Bao Nguyen is one of them. He is in an inter-racial marriage, saying this has exposed him in a very intimate way to the racial inequities in the US. 

“Everything since George Floyd is more intense,” said Nguyen, referring to the murder of a Black man by a white police officer in 2020. “Now the whole generation is just fed up at this point”. 


Like Nguyen, 61% of US-born Asians in Houston reported that they have been in a romantic relationship with a person of a different ethnicity, according to a 2011 Kinder Institute survey. This compares to only 32% of the older generation, born outside of the US.


One reason the new generation’s attitudes towards race is different from the refugee generation is because they’ve grown up in a radically integrated city. In 1960, just before the first Vietnamese came to the city, Whites made up 74% of the population. Today, Whites make up only 28% of the total population in Houston, while Asians (8%), Blacks (20%) and Latinos (44%) constitute the rest. 


In contrast to his parents, 24-year old artist Thomas Tran grew up in a racially balanced Houston high school. 


“There were so many immigrant kids that white children were in the minority,” he said. Tran said he experienced little prejudice or discrimination until he moved to Columbus, Ohio to attend the Columbus College of Art and Design. “When I went to college, I didn’t understand racism, you know?” 


This vastly different cultural education manifests in politics, with Tran representative of the new generation that holds markedly different views than their parents.


“There’s kind of a shift of values over the generations,” he said. “A lot of the older people in the Vietnamese community supported [Donald] Trump.”
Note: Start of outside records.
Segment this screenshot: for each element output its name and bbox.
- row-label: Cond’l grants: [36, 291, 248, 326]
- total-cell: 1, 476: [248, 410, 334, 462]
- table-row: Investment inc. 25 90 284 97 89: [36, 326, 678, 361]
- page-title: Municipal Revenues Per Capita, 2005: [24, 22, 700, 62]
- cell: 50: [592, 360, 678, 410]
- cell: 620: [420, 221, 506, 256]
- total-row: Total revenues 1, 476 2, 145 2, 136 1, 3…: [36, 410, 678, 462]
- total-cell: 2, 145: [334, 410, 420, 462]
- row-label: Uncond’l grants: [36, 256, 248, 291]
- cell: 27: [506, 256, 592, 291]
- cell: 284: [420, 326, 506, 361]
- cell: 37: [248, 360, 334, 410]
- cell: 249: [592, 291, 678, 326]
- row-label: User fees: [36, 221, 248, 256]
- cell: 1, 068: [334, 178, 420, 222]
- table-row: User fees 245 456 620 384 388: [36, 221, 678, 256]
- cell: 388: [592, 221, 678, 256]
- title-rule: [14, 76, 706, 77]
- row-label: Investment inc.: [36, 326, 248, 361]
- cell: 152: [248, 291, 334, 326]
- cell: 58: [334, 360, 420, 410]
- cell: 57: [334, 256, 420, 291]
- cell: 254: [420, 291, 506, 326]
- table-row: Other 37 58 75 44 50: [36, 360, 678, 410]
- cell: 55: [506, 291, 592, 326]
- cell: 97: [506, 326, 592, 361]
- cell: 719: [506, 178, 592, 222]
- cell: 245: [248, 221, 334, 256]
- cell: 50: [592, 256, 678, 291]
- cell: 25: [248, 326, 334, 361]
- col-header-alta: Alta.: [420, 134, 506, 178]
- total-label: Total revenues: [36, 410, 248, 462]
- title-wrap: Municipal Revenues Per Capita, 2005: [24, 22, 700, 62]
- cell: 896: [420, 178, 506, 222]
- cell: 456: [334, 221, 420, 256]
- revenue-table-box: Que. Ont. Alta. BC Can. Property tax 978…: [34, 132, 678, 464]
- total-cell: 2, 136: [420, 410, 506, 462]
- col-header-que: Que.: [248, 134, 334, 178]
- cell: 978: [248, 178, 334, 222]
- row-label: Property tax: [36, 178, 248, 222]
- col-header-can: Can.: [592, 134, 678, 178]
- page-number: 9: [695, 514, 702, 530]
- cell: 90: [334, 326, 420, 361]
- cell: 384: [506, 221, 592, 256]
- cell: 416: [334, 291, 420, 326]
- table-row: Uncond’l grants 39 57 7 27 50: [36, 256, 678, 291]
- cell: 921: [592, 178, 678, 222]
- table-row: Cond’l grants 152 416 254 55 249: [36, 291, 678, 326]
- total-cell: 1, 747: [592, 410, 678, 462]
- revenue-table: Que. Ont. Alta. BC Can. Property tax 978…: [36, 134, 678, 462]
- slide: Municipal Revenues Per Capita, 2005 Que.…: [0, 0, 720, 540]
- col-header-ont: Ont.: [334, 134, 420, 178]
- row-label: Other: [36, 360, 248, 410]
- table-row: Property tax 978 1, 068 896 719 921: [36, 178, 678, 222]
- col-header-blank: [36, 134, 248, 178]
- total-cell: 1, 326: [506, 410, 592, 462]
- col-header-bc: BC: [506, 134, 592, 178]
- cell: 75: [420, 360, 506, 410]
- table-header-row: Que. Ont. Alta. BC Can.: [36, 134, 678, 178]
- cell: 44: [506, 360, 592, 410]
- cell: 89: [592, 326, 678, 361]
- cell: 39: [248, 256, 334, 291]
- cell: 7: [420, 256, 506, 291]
Before Tran was born, in 1995, Houston’s Vietnamese population was predominantly conservative in their outlook. 60% self-identified as Republicans, while just 28% supported the Democratic Party according to data from the Kinder Institute. At that time, most refugee immigrants were attracted to the Republican’s strong anti-communist foreign policy. 


However, the number of Republican supporters in Houston’s Vietnamese community has dropped significantly in recent years. According to an updated Kinder Institute report published in 2013, just 40% of Vietnamese in Houston still self-identify as Republicans. A further 27% said they vote independent and 33% lean Democrat. This trend holds true for Vietnamese-Americans elsewhere in the US.
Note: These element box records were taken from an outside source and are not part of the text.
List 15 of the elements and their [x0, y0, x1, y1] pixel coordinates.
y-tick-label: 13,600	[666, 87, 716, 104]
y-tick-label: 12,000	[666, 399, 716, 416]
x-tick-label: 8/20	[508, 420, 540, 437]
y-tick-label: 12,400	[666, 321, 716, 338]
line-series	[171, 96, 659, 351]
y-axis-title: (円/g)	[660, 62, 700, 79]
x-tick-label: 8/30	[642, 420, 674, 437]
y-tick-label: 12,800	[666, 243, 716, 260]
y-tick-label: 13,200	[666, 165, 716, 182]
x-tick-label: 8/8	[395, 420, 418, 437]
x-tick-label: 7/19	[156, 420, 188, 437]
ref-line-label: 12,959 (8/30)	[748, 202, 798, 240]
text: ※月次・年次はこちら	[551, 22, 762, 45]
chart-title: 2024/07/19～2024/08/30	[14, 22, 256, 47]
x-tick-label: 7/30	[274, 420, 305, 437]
The generational divide between Tran and his parents’ generation also expressed itself in his struggle to go to art school instead of joining the family business after high school. When they immigrated, Tran’s parents struggled to survive financially. They first ran a small grocery store. However, after being robbed several times at gunpoint, they began fixing and renting apartments. 
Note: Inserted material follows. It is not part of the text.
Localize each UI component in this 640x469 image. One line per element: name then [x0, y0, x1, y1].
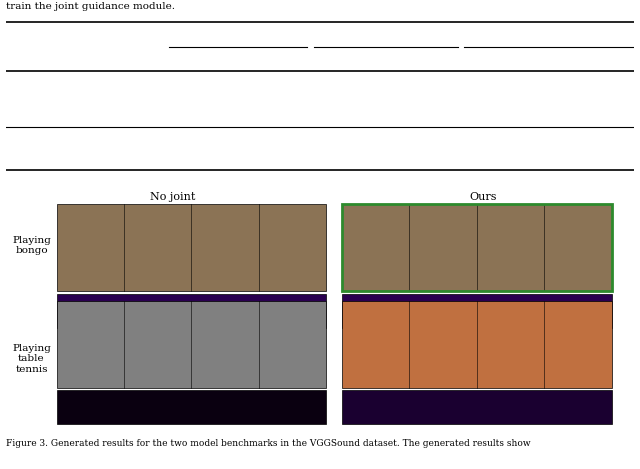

“They don’t really get the ‘following your heart’ thing,” he said. “I think a lot of that was beaten out of them at an early age.”

Tran’s parents reluctantly gave in, though. He got his degree and now hustles to get work as a freelance illustrator. His artwork often mixes Houston landscapes and traditional Asian elements like dragons. 


“Every time I’d come home, I’d go to this certain spot, a bayou just behind our neighbourhood just to chill because no one would be there.”


Back on Richmond Avenue, a modern-day Vietnamese-American success story unfolds at one of Jonny Dang’s three jewelry showrooms in Houston. 

There’s a steady flow of customers as soon as the doors open at 11am. A whiff of marijuana fills the air as several customers count out fistfuls of hundred dollar bills, placing custom orders. One gentleman even sat a plaster mold of his teeth on the top of the jewel case. 


When Dang himself finally arrives in a white Rolls Royce, he’s immediately greeted with requests for selfies. He’s almost become as famous as the stars who wear his diamond-covered grillz and regularly flies all across the country, meeting boxing stars and basketball players. 


“I grew up with no power, no electricity,” said Dang of his upbringing in Vietnam. “I think it’s a Houston story … Not only me but many Vietnamese, Asians and other immigrants have come here and been successful.”